La régularité procédurale et l’administration de la preuve
Le rejet des conclusions déposées à la veille de la clôture. La cour applique strictement les articles 15 et 16 du code de procédure civile. Elle estime que les conclusions transmises la veille de l’ordonnance de clôture sont tardives. Cette application rigoureuse protège le principe du contradictoire et la loyauté des débats. Elle rappelle que les parties doivent organiser leur défense en temps utile.
L’exclusion d’une preuve obtenue de manière déloyale. La cour reprend la jurisprudence de la Cour de cassation sur la preuve illicite. « En application de ces textes, dans un procès civil, l’illicéité ou la déloyauté dans l’obtention ou la production d’un moyen de preuve ne conduit pas nécessairement à l’écarter des débats. » (Cass. Première chambre civile, le 4 mars 2026, n°24-12.114) Elle écarte cependant la transcription d’une conversation privée enregistrée à l’insu des interlocuteurs. La partie productrice n’a pas démontré le caractère indispensable et proportionné de ce moyen. Cette décision affirme la nécessité d’un débat actif sur l’équité procédurale.
L’appréciation restrictive des pouvoirs du juge des référés
L’absence de trouble manifestement illicite justifiant l’expulsion. La cour analyse un bail précaire lié à une vente future dont le terme est incertain. Elle relève que la relation contractuelle nécessite une interprétation approfondie. Le juge des référés, juge de l’évidence, ne peut interpréter des clauses complexes. Le trouble allégué, une occupation sans titre, n’est donc pas manifeste. Cette analyse limite strictement l’action du juge des référés aux situations d’évidence.
Le rejet de la demande de provision fondée sur une obligation contestable. La cour rappelle les conditions de l’article 835 alinéa 2 du code de procédure civile. L’existence de l’obligation et son montant ne sont pas établis avec l’évidence requise. La détermination d’une éventuelle indemnité d’occupation relève du fond. Cette solution réaffirme la frontière entre le provisoire et le définitif. Elle protège ainsi le droit à un procès équitable sur les questions substantielles.
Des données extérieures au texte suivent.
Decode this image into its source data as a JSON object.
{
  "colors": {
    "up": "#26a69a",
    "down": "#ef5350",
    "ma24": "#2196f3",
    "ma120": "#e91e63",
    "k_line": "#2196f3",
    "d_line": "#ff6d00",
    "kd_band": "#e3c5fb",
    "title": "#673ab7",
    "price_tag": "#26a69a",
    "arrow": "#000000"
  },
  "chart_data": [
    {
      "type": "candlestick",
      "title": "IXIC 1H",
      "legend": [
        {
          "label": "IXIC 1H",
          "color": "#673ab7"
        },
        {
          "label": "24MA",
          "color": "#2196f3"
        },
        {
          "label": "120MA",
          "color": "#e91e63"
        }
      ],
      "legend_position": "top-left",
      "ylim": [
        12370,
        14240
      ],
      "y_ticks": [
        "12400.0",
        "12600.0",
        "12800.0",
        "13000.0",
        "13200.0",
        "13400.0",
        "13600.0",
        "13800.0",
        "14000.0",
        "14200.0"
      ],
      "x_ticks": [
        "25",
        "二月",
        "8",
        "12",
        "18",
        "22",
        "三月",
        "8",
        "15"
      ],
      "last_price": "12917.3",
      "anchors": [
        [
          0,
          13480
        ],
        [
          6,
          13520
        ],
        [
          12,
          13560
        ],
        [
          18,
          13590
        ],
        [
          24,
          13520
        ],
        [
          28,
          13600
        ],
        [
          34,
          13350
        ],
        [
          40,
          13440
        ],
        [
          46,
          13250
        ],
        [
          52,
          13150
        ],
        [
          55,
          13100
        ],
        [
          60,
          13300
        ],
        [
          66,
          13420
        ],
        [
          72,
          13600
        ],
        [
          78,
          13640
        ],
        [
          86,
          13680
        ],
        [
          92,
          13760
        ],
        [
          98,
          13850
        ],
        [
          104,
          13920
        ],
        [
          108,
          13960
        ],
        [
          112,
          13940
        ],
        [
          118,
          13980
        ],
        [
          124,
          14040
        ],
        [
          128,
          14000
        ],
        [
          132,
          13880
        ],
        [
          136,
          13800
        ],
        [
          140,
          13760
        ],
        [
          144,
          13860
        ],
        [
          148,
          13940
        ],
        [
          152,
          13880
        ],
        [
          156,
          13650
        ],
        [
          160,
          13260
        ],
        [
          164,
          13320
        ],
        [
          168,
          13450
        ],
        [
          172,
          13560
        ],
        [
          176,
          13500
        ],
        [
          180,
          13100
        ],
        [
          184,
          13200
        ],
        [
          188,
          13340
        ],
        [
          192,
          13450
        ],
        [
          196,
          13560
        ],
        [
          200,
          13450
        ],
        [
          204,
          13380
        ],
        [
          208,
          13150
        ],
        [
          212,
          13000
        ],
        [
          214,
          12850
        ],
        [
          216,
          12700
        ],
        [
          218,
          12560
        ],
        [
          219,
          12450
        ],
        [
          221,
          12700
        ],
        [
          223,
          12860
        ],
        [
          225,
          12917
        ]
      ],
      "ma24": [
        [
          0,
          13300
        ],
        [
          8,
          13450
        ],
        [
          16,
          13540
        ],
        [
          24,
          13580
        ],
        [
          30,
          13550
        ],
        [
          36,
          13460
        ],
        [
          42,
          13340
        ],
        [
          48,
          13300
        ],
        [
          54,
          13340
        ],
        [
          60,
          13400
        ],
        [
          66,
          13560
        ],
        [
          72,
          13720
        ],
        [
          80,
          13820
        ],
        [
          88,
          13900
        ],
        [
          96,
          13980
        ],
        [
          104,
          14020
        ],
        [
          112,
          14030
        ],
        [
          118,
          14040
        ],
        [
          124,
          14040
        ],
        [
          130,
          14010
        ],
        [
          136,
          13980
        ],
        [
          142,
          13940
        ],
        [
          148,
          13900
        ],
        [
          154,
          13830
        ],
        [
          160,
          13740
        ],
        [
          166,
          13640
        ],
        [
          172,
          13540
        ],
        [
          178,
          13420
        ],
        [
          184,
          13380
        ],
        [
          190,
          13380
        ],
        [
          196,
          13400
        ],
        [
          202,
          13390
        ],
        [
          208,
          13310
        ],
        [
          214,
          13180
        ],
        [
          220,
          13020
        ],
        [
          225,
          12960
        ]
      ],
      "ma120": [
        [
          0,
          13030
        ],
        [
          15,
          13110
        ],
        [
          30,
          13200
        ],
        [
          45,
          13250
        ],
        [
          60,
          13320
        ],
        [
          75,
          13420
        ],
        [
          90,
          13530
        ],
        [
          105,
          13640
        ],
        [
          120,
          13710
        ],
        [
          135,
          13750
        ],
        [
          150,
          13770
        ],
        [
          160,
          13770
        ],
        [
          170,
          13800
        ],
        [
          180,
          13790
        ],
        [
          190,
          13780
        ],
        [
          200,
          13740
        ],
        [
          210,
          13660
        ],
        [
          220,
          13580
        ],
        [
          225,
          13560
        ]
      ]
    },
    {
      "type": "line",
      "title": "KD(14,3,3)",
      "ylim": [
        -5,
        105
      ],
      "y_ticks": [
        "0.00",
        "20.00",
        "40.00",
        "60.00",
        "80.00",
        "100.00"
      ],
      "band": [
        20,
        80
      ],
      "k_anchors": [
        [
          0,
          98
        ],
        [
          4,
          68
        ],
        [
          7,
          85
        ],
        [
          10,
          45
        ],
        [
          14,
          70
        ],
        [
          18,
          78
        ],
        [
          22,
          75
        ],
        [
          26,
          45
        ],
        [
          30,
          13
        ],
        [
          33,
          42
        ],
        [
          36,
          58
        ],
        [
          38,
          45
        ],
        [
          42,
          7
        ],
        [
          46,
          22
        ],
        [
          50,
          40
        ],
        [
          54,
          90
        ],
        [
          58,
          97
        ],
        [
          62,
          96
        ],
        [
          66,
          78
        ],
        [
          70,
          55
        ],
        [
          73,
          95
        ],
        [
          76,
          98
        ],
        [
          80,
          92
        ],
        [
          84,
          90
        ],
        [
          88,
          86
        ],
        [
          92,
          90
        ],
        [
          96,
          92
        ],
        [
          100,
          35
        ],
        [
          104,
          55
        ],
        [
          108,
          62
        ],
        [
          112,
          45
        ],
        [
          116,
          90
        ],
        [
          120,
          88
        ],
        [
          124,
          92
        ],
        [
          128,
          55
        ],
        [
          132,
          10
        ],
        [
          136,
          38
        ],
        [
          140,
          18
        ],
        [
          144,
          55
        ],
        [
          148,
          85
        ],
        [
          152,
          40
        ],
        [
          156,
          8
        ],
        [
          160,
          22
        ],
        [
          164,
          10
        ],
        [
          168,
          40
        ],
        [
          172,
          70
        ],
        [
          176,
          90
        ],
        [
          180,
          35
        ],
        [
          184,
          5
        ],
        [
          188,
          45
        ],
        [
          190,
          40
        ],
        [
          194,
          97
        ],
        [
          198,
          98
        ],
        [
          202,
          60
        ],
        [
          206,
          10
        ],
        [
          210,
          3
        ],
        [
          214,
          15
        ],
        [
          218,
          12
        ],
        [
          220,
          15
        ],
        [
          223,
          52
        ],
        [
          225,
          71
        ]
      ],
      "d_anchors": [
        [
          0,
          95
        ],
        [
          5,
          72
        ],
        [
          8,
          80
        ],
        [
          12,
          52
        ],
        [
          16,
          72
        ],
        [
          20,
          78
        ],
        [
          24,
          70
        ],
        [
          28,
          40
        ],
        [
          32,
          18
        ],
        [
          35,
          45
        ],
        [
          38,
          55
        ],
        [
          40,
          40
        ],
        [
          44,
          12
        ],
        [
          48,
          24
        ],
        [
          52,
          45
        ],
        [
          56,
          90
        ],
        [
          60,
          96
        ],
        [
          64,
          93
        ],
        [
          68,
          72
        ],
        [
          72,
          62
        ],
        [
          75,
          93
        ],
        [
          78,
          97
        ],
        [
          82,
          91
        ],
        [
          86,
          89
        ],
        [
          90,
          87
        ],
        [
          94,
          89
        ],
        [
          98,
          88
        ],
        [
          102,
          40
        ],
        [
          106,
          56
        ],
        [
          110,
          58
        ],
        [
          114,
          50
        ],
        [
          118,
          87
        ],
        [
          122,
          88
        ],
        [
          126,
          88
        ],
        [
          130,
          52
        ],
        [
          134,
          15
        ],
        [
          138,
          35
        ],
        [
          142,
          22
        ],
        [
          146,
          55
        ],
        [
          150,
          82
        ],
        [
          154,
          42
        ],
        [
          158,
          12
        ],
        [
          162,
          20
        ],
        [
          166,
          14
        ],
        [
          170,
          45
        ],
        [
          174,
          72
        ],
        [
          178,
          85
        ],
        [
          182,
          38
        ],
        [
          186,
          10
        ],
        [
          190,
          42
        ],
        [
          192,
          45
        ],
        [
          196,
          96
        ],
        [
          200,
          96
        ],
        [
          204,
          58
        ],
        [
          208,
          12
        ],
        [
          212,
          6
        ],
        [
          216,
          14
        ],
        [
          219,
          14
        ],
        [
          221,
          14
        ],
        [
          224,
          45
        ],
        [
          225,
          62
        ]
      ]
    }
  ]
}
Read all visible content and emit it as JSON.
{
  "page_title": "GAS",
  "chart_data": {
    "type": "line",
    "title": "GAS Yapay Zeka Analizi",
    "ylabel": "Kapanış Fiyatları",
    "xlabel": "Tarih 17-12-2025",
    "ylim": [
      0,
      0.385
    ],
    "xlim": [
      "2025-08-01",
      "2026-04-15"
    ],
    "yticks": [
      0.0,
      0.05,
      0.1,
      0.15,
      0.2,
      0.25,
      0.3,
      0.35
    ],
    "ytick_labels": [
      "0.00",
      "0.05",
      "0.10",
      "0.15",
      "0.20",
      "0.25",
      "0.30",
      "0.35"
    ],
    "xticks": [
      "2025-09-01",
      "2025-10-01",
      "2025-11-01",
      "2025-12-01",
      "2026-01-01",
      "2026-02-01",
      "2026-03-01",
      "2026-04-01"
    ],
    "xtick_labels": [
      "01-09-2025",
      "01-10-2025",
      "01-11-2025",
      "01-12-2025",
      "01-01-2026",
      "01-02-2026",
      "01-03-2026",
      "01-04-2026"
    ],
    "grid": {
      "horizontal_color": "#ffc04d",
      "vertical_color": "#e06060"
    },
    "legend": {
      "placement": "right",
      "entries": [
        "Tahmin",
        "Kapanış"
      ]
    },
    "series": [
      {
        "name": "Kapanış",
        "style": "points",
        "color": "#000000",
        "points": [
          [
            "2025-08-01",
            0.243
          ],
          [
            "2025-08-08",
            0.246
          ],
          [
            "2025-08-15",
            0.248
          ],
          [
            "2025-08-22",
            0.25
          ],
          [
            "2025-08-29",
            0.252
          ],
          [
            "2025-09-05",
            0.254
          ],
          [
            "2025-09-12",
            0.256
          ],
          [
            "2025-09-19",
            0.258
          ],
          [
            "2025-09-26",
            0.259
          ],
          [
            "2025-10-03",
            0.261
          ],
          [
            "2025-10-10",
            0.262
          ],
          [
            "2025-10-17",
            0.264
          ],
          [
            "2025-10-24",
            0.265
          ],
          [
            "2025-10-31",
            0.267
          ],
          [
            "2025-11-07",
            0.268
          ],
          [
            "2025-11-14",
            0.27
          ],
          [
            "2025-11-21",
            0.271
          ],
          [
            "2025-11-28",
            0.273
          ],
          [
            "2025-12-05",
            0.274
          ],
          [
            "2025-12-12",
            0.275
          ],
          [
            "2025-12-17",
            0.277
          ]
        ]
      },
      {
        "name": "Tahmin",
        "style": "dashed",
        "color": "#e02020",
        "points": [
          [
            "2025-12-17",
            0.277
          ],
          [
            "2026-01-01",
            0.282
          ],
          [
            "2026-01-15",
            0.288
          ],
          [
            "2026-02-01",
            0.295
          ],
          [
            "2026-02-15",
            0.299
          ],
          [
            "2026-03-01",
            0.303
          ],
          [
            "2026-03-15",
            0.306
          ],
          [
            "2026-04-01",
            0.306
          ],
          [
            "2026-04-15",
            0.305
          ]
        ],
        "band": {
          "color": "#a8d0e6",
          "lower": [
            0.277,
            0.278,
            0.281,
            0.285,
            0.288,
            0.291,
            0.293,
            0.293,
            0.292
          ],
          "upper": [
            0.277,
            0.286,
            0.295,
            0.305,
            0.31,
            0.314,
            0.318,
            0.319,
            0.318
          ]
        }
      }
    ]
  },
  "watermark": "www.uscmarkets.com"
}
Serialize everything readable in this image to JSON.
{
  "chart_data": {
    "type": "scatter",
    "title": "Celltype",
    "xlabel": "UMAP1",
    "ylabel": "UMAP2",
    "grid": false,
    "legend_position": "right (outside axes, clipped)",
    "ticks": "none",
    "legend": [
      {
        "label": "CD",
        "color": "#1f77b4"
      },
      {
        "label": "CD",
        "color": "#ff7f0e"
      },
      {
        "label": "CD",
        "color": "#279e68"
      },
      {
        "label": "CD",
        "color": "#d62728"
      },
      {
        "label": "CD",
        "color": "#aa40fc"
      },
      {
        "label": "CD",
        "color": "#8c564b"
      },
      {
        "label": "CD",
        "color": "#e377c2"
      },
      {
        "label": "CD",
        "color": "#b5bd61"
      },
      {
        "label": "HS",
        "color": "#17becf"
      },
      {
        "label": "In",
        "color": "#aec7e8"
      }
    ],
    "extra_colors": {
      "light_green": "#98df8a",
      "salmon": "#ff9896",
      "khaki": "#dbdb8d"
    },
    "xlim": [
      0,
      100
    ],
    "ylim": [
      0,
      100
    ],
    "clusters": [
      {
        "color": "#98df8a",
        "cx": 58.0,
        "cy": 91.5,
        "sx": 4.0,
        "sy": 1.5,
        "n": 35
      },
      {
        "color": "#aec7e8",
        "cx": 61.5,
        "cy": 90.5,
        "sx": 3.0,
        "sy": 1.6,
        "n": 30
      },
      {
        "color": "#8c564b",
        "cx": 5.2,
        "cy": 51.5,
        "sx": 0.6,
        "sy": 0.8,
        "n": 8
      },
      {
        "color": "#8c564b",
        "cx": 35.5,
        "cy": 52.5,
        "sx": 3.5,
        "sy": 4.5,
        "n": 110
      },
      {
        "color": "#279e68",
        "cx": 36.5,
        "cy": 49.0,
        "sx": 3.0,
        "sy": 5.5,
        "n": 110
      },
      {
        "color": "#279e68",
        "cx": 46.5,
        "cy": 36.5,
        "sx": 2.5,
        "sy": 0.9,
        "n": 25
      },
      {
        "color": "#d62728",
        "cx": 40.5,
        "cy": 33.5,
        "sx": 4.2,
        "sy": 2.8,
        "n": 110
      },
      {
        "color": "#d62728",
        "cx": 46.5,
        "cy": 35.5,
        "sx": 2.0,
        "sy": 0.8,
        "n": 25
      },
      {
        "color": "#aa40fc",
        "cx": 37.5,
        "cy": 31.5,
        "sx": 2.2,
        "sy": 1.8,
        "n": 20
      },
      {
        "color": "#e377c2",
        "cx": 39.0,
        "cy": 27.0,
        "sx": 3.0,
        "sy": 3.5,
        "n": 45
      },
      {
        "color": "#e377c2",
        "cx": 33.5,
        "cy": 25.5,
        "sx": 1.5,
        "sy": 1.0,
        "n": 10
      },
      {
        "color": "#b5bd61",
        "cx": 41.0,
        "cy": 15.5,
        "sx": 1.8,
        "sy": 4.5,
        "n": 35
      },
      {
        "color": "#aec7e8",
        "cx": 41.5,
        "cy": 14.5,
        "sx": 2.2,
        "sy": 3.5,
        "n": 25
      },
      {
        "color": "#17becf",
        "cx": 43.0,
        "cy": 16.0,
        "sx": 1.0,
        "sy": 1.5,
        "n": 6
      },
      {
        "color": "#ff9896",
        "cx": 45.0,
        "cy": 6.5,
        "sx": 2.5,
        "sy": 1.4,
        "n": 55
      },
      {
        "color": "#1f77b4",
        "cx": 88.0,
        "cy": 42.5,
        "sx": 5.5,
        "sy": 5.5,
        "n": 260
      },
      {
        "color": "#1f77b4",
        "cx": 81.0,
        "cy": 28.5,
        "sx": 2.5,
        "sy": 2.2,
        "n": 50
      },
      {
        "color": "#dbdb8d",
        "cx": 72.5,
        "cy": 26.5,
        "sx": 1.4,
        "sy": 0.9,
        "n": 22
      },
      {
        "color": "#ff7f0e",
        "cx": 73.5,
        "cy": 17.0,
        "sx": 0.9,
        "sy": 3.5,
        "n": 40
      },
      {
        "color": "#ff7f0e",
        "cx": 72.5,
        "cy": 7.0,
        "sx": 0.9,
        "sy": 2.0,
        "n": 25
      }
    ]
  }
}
Cette décision illustre un contrôle rigoureux de la régularité procédurale devant le juge des référés. Elle consacre une application exigeante du principe du contradictoire et de la loyauté des preuves. Le juge refuse d’empiéter sur le fond lorsque les situations ne sont pas évidentes. Cette jurisprudence renforce les garanties procédurales et limite les mesures d’urgence aux cas les plus clairs.